While European legislation has made it compulsory for all new merchants in the region to employ 3-D Secure in order for them to obtain an acquiring contract, there are many reasons why a merchant may not offer 3-D Secure. For example, some of those online businesses established before the regulation came into force are still not obliged to implement a 3-D Secure programme. What’s more, some online businesses are dissuaded from taking advantage of the scheme if they are looking to expand internationally. While “MasterCard SecureCode” and “Verified by Visa” are powerful tools in the battle against fraud, not all card issuing banks have enrolled their cardholders to 3-D Secure. This is especially true in countries where the issuing and acquiring bank is one and the same - this means that liability lies with them either way and so the business case for investing in 3-D Secure diminishes. The result is that a merchant that is growing cross-border can often come up against customers who are unfamiliar with 3-D Secure. For example, in France only one cardholder out of eight is registered with a 3-D Secure scheme. Those unregistered consumers can be deterred from completing a purchase when prompted to use 3-D Secure to verify a transaction. In Spain, the number of orders unfulfilled due to this issue sits between 40 and 60 per cent. As a result, merchants might disable 3-D Secure on their websites to increase the order rate in these countries. While this will help business sales in these new markets in the short term, it will obviously increase their exposure to fraud and thus their liability. In light of the recent hacks by Lulz Security, a move like this could potentially be disastrous for many merchants and lead to high charge-back rates. The solution for these merchants is to employ tools that detect, once a debit or credit card enters the payment system, whether the issuing bank has a good track record in encouraging cardholders to enroll to a 3-D Secure scheme and then recommend to the merchant whether to deactivate the 3-D Secure process or not.

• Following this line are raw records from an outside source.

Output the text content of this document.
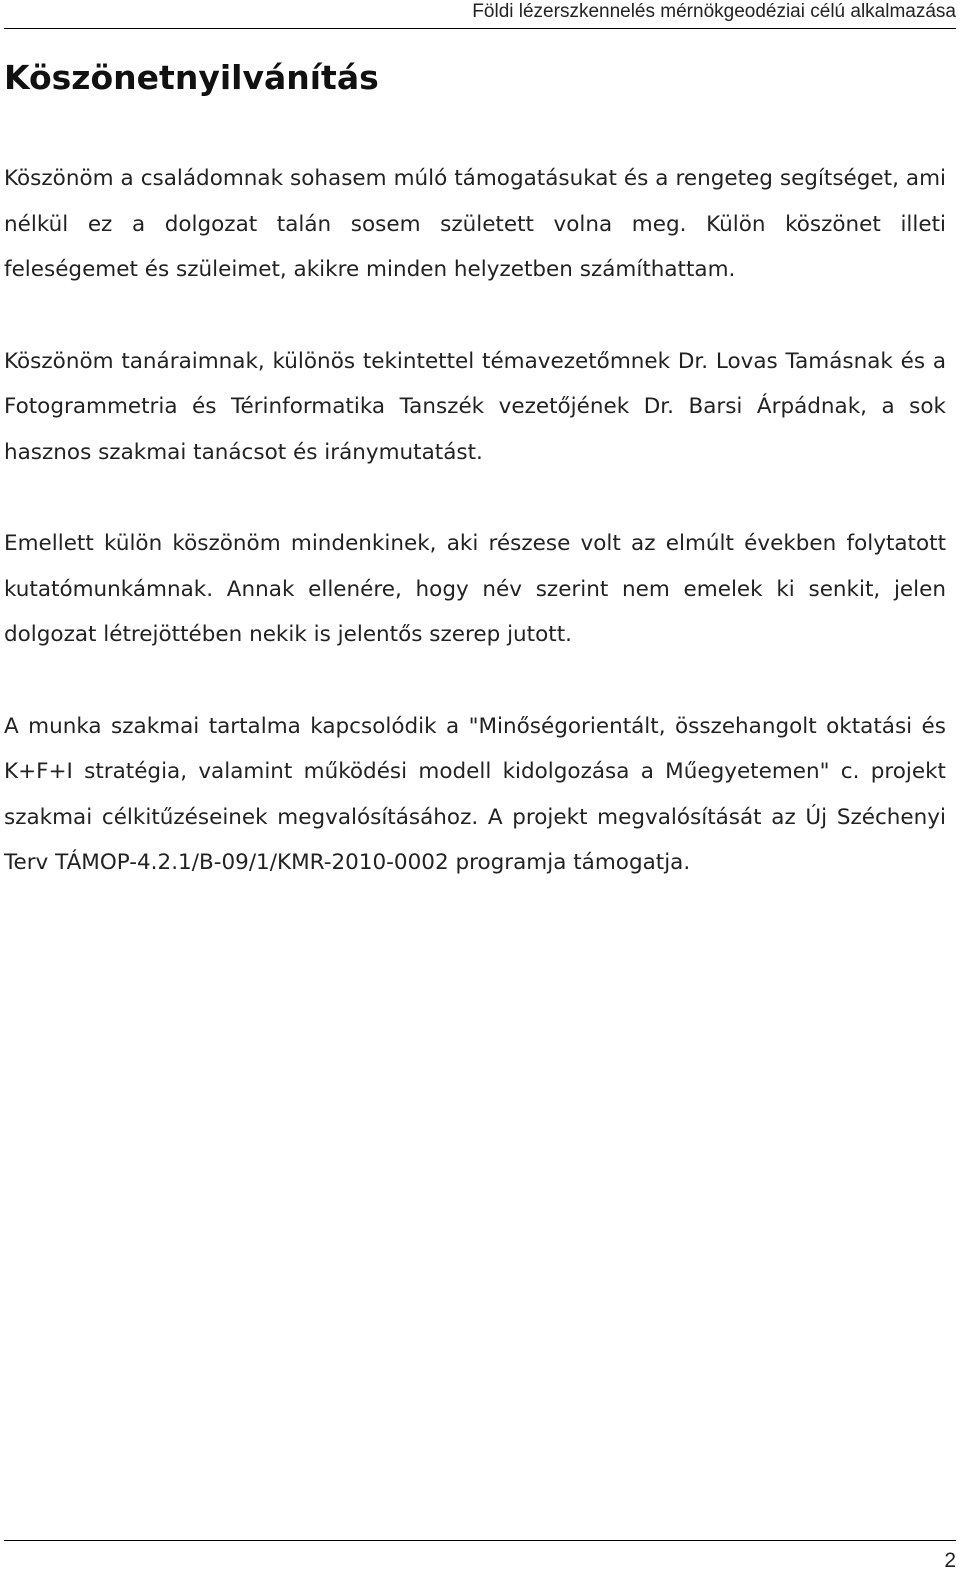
Földi lézerszkennelés mérnökgeodéziai célú alkalmazása
Köszönetnyilvánítás

Köszönöm a családomnak sohasem múló támogatásukat és a rengeteg segítséget, ami nélkül ez a dolgozat talán sosem született volna meg. Külön köszönet illeti feleségemet és szüleimet, akikre minden helyzetben számíthattam.

Köszönöm tanáraimnak, különös tekintettel témavezetőmnek Dr. Lovas Tamásnak és a Fotogrammetria és Térinformatika Tanszék vezetőjének Dr. Barsi Árpádnak, a sok hasznos szakmai tanácsot és iránymutatást.

Emellett külön köszönöm mindenkinek, aki részese volt az elmúlt években folytatott kutatómunkámnak. Annak ellenére, hogy név szerint nem emelek ki senkit, jelen dolgozat létrejöttében nekik is jelentős szerep jutott.

A munka szakmai tartalma kapcsolódik a "Minőségorientált, összehangolt oktatási és K+F+I stratégia, valamint működési modell kidolgozása a Műegyetemen" c. projekt szakmai célkitűzéseinek megvalósításához. A projekt megvalósítását az Új Széchenyi Terv TÁMOP-4.2.1/B-09/1/KMR-2010-0002 programja támogatja.

2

However, 3-D Secure is only effective for e-commerce transactions and does not apply to businesses that still take orders via the telephone or by mail. Not only do fraudsters find it easier to place orders using stolen card information via these channels, but merchants also face the issue of having to protect that data and trying to prevent it from being stolen from their systems too. This is because when card details are entered via these mediums they are typically stored within unsecure platforms such as Excel spreadsheets that can easily lead to the information being intercepted or leaked. The launch of the PCI (Payment Card Industry) programme has been a successful initiative in forcing merchants to reassess their IT processes and infrastructure and ensure that their card payments processing is secure. Specifically, merchants with a high volume of transactions are increasingly becoming aware of the risks associated with handling credit card data and the potential fraud losses which can arise if card data is stolen from their systems. This will, in turn, help increase consumer confidence and thus help increase revenue.

However, there are still some small to medium-sized enterprises (SMEs) that do not have a complete overview of their credit card processing and continue to store card details on their systems without them being encrypted. One of the main reasons for this can be because of the cost of being PCI compliant or, quite simply, due to a lack of awareness of the risks. This can result in security holes which can be exploited by intruders or even employees for criminal purposes. It can also lead to unnecessary penalties being incurred for merchants who are not PCI compliant and are therefore liable for the risk and have to pay the price.

In light of these numerous issues, merchants need to be proactive in their security strategies and have suitable risk management applications in place to not only better protect themselves from fraud but also to ensure their sites are not inadvertently being misused to aid fraudsters. Coupled with this, merchants need to be able to keep costs down and business fluid so achieving a fine balance between higher revenue and fewer charge backs is crucial. Only then, can merchants ensure that they are not caught out by the growing wave of sophisticated cyber criminals.